Some consumer and tenant advocates question whether the problem is as widespread as the industry claims. Much of the available data comes from the industry itself, according to Ariel Nelson, senior attorney at the National Consumer Law Center. She said the situation has been used to justify expanded rental‑screening technology that adds fees and can disproportionately harm certain renters.
“What is the actual scope of this problem? Is this just a justification to charge people money for applications?” Nelson said. “The screening industry has been hugely effective at convincing landlords that they need all of this information, but there is not good evidence suggesting that a bunch of the information on there actually speaks to the likelihood that someone is going to be a successful tenant.”
Tenant screening has grown into a multibillion-dollar industry offering to soothe landlord concerns about this type of crime.
The apartment industry has heavily lobbied for tenant screening and other AI tools to operate more efficiently.
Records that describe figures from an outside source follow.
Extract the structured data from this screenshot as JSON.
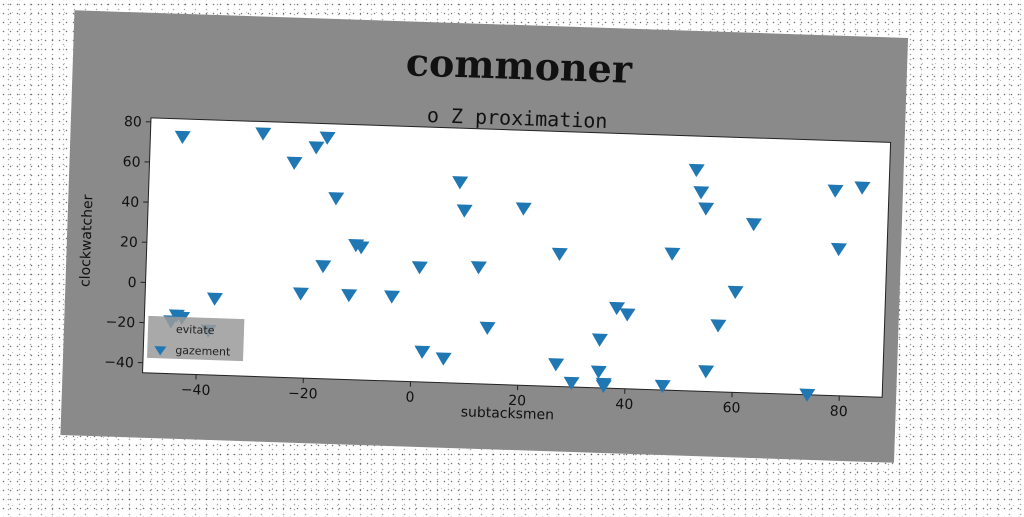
{
  "chart_data": {
    "type": "scatter",
    "title": "commoner",
    "subtitle": "o Z proximation",
    "xlabel": "subtacksmen",
    "ylabel": "clockwatcher",
    "xlim": [
      -50,
      88
    ],
    "ylim": [
      -45,
      82
    ],
    "xticks": [
      -40,
      -20,
      0,
      20,
      40,
      60,
      80
    ],
    "yticks": [
      -40,
      -20,
      0,
      20,
      40,
      60,
      80
    ],
    "grid": false,
    "legend_position": "lower-left",
    "series": [
      {
        "name": "evitate",
        "marker": "none",
        "color": "#1f77b4",
        "x": [],
        "y": []
      },
      {
        "name": "gazement",
        "marker": "triangle-down",
        "color": "#1f77b4",
        "x": [
          -44,
          -29,
          -23,
          -19,
          -17,
          -15,
          -11,
          -17,
          -10,
          -21,
          -12,
          -4,
          -37,
          -44,
          -45,
          -43,
          -38,
          1,
          8,
          9,
          12,
          20,
          27,
          2,
          6,
          14,
          27,
          30,
          35,
          35,
          36,
          36,
          38,
          40,
          47,
          48,
          52,
          53,
          54,
          57,
          55,
          60,
          63,
          74,
          78,
          79,
          83
        ],
        "y": [
          73,
          76,
          62,
          70,
          75,
          45,
          22,
          11,
          21,
          -3,
          -3,
          -3,
          -7,
          -16,
          -19,
          -17,
          -23,
          12,
          55,
          41,
          13,
          43,
          21,
          -30,
          -33,
          -17,
          -34,
          -43,
          -21,
          -37,
          -43,
          -44,
          -5,
          -8,
          -43,
          23,
          65,
          54,
          46,
          -12,
          -35,
          5,
          39,
          -45,
          57,
          28,
          59
        ]
      }
    ]
  }
}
The NMHC supported RealPage and lobbied for a ban on localities regulating AI. The industry is focused on policymakers rather than the platforms themselves, Donnelly said.
“Unfortunately, we've seen a trend in policymaking circles to try to limit the use of AI or other tech in screening or other housing operations, and we find that to be extremely troubling, and that has really been front burner for us,” he said.
But with AI being used to both perpetrate and sniff out the fraud, the situation has become a cat-and-mouse game, with tech firms constantly gaming out new methods of fraud and trying to find fixes.
“It'll continue to be an arms race, as there's these tools that are used to create fraud, and there are these tools that are used to detect fraud, and I don't see that stopping,” Carroll said.